Question 2 Multiple Choice
After performing synthetic division of p(x) by (x − 3), the last number in the synthetic division row is 7. What does this tell you about p(3)?
Ap(3) = 0, because the remainder represents the root at x = 3
Bp(3) = 7, by the Remainder Theorem — the remainder equals the polynomial evaluated at x = c
Cp(3) = 3, because c = 3 was used in the division
Dp(3) cannot be determined from the remainder alone
The Remainder Theorem states that when p(x) is divided by (x − c), the remainder equals p(c). So a remainder of 7 means p(3) = 7. Synthetic division simultaneously divides the polynomial and evaluates it at x = c. If the remainder were 0, that would mean x = 3 is a root. This connection makes synthetic division the computational engine for testing potential roots via the Factor Theorem.
Question 3 True / False
When using synthetic division to divide a degree-4 polynomial by (x − 2), you must write exactly 5 numbers in the coefficient row — one for each degree from x⁴ down to x⁰, inserting 0 for any missing terms.
TTrue
FFalse
Answer: True
Every degree position must be represented, even if its coefficient is zero. If the polynomial has no x² term, you must write 0 in that slot. Skipping a missing term shifts all remaining coefficients one position to the left, making every subsequent multiplication and addition wrong and producing a quotient with incorrectly assigned degrees.
Question 4 True / False
Synthetic division can be used to divide a polynomial by any divisor, including quadratics like (x² − 3x + 2).
TTrue
FFalse
Answer: False
Synthetic division only works for linear divisors of the form (x − c). The algorithm's multiply-and-add pattern relies on the divisor having exactly one degree. For divisors of degree 2 or higher, the pattern breaks down and produces meaningless results; polynomial long division must be used instead. This restriction is the most important limitation to remember when choosing which method to apply.
Question 5 Short Answer
Explain why the remainder in synthetic division equals p(c), and why this makes synthetic division more than just a computational shortcut.
Think about your answer, then reveal below.

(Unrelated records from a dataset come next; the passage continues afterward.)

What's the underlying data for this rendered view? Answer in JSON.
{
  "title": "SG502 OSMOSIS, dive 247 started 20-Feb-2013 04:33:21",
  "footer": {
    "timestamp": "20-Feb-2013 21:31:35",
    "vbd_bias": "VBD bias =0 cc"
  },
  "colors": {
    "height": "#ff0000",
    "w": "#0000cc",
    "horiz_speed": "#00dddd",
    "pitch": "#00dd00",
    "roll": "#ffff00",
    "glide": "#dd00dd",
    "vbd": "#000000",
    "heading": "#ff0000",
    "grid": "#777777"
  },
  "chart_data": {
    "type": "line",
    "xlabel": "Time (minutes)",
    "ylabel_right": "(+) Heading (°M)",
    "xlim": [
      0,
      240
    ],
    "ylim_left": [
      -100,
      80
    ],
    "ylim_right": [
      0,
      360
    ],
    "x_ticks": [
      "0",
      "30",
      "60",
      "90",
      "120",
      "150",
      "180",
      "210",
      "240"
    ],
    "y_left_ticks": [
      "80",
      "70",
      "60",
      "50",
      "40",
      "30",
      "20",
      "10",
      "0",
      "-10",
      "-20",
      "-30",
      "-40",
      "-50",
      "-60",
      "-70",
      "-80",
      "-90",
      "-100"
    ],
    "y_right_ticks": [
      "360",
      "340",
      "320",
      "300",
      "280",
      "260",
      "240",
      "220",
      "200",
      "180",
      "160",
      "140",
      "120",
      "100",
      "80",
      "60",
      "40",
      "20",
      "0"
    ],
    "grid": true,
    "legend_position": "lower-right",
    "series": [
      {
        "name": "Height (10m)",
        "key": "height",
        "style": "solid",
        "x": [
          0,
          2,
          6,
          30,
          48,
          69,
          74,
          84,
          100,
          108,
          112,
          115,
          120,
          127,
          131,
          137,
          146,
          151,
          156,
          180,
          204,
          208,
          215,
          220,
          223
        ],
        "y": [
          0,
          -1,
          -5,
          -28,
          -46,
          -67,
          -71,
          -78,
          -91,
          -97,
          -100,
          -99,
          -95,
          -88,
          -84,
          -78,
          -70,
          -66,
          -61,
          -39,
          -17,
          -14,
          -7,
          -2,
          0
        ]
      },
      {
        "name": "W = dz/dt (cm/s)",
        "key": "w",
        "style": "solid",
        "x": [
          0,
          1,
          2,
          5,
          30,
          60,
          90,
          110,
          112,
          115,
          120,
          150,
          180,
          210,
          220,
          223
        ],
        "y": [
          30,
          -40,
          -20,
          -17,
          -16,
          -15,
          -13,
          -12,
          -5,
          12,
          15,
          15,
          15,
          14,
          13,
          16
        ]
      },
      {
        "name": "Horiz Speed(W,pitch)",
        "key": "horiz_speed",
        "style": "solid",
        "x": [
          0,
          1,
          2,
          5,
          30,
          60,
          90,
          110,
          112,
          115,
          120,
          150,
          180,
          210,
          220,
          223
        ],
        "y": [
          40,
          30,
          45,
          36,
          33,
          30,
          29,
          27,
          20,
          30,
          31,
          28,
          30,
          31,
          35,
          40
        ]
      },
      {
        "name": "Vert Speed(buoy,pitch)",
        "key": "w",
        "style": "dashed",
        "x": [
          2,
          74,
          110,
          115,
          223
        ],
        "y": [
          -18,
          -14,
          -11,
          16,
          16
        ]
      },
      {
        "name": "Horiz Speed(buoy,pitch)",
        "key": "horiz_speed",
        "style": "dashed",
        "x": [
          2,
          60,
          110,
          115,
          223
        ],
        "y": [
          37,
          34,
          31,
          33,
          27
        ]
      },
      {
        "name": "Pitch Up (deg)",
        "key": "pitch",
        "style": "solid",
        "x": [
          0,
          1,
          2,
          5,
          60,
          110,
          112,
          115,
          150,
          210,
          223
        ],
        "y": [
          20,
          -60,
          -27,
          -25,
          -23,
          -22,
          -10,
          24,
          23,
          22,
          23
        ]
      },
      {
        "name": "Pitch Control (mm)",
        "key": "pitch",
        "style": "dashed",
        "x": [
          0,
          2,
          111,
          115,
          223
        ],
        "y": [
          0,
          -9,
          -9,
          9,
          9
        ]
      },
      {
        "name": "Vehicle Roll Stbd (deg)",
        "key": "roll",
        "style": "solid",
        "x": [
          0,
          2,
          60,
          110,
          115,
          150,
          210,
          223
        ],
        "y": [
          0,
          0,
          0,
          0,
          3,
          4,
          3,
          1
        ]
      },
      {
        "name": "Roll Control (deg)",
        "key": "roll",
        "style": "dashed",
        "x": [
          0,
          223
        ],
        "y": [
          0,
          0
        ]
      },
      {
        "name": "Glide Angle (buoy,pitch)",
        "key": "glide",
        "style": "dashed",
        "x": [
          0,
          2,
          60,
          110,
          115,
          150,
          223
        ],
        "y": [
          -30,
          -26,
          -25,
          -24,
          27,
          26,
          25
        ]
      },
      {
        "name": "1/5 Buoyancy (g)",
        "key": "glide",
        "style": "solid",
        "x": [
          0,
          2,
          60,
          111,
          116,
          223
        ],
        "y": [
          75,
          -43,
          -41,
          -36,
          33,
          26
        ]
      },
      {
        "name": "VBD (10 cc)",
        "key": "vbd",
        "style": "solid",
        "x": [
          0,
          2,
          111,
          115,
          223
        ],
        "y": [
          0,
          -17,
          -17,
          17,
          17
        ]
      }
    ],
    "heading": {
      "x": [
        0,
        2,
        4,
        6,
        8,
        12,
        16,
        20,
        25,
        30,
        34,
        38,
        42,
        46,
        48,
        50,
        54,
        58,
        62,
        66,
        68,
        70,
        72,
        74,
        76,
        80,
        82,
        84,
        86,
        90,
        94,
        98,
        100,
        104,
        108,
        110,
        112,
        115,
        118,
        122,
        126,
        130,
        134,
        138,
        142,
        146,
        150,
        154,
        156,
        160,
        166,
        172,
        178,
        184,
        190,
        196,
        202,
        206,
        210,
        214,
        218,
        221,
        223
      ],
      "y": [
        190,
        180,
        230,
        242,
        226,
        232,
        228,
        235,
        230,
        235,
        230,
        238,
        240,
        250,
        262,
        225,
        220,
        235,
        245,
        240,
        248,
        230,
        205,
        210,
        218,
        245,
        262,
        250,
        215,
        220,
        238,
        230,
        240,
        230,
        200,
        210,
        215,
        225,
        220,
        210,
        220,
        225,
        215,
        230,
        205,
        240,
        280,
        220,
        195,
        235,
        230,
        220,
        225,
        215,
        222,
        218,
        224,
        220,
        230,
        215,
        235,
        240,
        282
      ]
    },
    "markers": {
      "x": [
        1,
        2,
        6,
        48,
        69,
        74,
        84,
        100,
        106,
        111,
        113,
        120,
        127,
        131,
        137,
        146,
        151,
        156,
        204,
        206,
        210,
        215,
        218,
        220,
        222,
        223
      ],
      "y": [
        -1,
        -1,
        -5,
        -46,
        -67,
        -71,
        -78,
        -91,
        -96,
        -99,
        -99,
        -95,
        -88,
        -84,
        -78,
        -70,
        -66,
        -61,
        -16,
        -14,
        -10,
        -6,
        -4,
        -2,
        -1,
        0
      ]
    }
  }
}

Model answer: When p(x) is divided by (x − c), there exist quotient q(x) and remainder r such that p(x) = (x − c) · q(x) + r. Substituting x = c gives p(c) = (c − c) · q(c) + r = 0 + r = r. So the remainder must equal p(c). This means every synthetic division simultaneously divides the polynomial and evaluates it at x = c — making it a fast way to test whether c is a root (remainder = 0), which is the computational foundation of the Factor Theorem and Rational Root Theorem.
This algebraic connection is what elevates synthetic division from arithmetic shortcut to root-finding tool. Every time you perform synthetic division, you are implicitly answering 'does this polynomial equal zero at x = c?' without needing a separate evaluation step. Understanding this connection — rather than just memorizing the bring-down-multiply-add procedure — makes the method useful in the broader context of polynomial analysis.